A tall Italian in a cerise jersey stood up and took out his camera. He laid out food just below the terrace and the children came running. But this time, as though it had to be real for the camera, the camel-whip fell not on sand but on their backs, with louder, quicker camel-shouts. And still, among the tourists in the rest-house and among the Egyptian drivers standing about their cars and minibuses, there was no disturbance. Only the man with the whip and the children scrabbling in the sand were frantic. The Italians were cool. The man in the cerise jersey was opening another packet of sandwiches. A shorter, older man in a white suit had stood up and was adjusting his camera. More food was thrown out; the camel-whip continued to fall; the shouts of the man with the whip turned to resonant grunts.

Still the Germans at my table didn't notice; the students inside were still talking. I saw that my hand was trembling. I put down the sandwich I was eating on the metal table; it was my last decision. Lucidity, and anxiety, came to me only when I was almost on the man with the camel-whip. I was shouting. I took the whip away, threw it on the sand. He was astonished, relieved. I said, 'I will report this to Cairo.' He was frightened; he began to plead in Arabic. The children were puzzled; they ran off a little way and stood up to watch. The two Italians, fingering cameras, looked quite calm behind their sunglasses. The women in the party leaned back in their chairs to consider me.

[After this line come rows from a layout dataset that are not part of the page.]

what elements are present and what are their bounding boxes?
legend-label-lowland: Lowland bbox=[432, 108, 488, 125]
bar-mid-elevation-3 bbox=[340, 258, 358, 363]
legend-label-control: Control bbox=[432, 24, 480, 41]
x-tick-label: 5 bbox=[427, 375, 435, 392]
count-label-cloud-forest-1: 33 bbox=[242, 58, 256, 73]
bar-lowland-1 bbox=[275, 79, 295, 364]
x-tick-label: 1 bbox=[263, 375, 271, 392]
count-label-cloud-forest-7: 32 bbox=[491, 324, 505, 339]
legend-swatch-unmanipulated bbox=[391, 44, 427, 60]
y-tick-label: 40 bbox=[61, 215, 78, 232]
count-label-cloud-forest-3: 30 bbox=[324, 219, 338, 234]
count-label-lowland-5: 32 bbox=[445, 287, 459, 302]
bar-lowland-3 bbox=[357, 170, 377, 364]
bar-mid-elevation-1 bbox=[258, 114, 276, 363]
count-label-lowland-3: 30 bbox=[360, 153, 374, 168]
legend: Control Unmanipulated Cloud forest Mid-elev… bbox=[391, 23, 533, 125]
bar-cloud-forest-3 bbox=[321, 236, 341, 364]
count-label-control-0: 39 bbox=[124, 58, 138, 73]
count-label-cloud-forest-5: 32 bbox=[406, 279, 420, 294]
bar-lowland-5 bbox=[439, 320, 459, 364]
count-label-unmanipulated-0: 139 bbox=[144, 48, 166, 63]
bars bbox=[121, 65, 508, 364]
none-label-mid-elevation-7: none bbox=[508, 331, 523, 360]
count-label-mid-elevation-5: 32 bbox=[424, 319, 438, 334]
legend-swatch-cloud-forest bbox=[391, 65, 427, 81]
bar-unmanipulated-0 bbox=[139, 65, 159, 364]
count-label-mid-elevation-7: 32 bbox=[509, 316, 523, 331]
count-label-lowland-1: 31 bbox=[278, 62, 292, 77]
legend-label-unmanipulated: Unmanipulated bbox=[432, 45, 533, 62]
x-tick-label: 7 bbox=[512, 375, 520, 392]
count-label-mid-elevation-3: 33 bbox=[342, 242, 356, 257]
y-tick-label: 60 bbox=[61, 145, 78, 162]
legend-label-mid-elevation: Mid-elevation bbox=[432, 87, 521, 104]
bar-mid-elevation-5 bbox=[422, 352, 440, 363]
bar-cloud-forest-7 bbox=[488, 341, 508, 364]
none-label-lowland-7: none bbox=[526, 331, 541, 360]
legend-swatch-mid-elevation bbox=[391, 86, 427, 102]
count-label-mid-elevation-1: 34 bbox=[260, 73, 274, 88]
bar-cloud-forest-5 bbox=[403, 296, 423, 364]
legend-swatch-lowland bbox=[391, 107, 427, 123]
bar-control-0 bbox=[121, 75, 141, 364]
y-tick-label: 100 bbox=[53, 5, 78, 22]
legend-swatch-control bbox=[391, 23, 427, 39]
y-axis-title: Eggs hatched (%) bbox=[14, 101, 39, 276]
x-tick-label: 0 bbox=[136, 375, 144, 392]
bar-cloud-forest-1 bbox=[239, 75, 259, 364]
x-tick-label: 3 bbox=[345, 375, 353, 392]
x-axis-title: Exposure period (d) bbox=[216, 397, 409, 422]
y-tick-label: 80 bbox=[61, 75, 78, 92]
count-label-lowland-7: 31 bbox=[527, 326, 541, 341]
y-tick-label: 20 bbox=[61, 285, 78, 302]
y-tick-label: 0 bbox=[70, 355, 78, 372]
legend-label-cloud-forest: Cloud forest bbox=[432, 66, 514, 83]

I felt exposed, futile, and wanted only to be back at my table.

When I got back I took up my sandwich. It had happened quickly; there had been no disturbance. The Germans stared at me. But I was indifferent to them now as I was indifferent to the Italian in the cerise jersey. The Italian women had stood up, the group was leaving; and he was ostentatiously shaking out lunch-boxes and sandwich wrappers onto the sand.

The children remained where they were. The man from whom I had taken the whip came to give me coffee and to plead again in Arabic and English. The coffee was free; it was· his gift to me. But even while he was talking the children had begun to come closer. Soon they would be back, raking the sand for what they had seen the Italian throw out.

I didn't want to see that. The driver was waiting, leaning against the car door, his bare arms crossed. He had seen all that had happened. From him, an emancipated young man of the desert in belted trousers and sports shirt, with his thoughts of Cairo, I was expecting some gesture, some sign of approval. He smiled at me with the corners of his wide mouth, with his narrow eyes. He crushed his cigarette in the sand and slowly breathed out smoke through his lips; he sighed. But that was his way of smoking. I couldn't tell what he thought. He was as correct as before, he looked as bored.